【完結】一夜の過ちで身籠ったら、夫婦が始まってしまいました。




 「ただいま、朱鳥」

 そんなことを考えているうちに、仕事を終えた那智さんが帰ってきてしまった。

 「おかえりなさい、那智さん」
 
 それでも那智さんに心配かけたくなくて、精一杯の笑顔を見せた。 だけど那智さんは、そんなわたしの表情を見て、一言こう言った。

 「朱鳥、辛いんだろ?……だったら無理して笑わなくていい」

 その言葉を聞くだけで、胸の中はいっぱいになって。思わず下を向いてしまった。

 那智さんはカバンをカーペットの上に置くと、わたしをそっと抱きしめてくれた。そして頭を撫でてくれた。

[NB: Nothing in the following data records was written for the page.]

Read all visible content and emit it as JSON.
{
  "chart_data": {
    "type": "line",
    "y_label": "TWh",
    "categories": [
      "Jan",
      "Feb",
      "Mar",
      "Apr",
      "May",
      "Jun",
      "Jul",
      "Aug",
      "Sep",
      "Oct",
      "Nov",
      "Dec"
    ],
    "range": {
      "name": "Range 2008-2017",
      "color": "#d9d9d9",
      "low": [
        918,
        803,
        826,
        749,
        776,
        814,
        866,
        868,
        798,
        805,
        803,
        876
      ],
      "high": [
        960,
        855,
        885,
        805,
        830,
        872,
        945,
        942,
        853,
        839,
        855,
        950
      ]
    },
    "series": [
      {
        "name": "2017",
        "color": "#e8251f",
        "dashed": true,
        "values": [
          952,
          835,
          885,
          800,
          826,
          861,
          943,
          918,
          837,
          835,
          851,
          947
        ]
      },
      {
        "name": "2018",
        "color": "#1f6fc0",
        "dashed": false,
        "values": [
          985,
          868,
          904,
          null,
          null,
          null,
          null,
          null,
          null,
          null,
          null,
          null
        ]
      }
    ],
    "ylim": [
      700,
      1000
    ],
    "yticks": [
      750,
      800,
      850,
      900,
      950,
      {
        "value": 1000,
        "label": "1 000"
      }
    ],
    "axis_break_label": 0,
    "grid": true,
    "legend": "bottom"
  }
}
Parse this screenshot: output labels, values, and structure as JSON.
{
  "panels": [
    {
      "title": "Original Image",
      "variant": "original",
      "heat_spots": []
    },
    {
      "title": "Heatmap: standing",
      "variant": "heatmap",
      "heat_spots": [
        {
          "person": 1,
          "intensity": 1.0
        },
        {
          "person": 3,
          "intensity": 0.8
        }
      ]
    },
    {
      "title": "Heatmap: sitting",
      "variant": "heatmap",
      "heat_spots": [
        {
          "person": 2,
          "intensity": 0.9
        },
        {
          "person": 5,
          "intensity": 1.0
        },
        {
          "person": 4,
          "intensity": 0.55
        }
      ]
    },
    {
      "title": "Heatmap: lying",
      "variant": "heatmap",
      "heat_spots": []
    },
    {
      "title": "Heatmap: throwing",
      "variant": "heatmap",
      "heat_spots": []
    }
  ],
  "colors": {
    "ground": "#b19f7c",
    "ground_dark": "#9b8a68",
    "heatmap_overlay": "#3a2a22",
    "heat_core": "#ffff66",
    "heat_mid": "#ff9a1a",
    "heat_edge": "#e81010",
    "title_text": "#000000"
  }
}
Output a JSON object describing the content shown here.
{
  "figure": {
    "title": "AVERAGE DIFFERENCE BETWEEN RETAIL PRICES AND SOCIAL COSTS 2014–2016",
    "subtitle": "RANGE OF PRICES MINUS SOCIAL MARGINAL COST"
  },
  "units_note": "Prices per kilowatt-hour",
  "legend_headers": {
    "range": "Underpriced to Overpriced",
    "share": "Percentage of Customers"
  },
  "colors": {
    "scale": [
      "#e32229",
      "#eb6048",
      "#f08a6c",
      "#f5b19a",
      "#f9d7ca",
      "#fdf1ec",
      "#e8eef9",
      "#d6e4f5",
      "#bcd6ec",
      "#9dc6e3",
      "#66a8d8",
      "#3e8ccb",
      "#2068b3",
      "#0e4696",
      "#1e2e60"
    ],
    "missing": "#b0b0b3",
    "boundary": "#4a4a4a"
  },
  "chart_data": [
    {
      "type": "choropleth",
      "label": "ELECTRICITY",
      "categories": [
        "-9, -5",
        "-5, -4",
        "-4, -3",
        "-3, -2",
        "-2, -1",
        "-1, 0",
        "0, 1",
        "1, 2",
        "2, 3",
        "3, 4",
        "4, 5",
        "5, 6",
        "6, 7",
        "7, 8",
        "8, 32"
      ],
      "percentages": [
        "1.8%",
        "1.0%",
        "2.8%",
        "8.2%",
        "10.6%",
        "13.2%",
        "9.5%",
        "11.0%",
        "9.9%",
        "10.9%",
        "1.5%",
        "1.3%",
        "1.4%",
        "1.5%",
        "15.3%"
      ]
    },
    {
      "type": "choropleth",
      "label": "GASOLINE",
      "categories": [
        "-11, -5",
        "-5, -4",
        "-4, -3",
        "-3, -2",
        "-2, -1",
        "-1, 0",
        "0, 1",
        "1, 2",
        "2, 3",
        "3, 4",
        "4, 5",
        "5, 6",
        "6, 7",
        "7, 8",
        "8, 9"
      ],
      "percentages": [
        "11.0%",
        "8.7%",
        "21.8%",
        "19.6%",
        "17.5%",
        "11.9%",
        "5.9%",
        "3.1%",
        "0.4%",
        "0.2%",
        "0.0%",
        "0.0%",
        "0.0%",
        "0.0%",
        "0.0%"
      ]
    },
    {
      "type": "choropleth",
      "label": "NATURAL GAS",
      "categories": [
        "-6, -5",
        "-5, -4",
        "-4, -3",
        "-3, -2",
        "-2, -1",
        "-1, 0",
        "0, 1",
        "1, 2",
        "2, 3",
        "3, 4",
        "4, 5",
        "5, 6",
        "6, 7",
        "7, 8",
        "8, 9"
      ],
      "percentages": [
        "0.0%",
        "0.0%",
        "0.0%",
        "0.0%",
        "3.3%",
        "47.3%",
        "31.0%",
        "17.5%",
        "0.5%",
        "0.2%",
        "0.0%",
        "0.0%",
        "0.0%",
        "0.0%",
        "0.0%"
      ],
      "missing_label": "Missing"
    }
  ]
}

 「こんなに辛いのに、無理をさせてしまってごめんな? もう少し早く、朱鳥の辛さを分かってあげられればよかったのにな?……本当にごめん」

 「……那智さん」

 那智さんはわたしのことを1つも責めなかった。そしてわたしにこんなにも優しく接してくれる。本当にありがたい。
 
 そして嬉しい……。なのにわたし、那智さんの優しさに甘えてばかりいて、何も恩返しが出来ていない。申し訳無い……。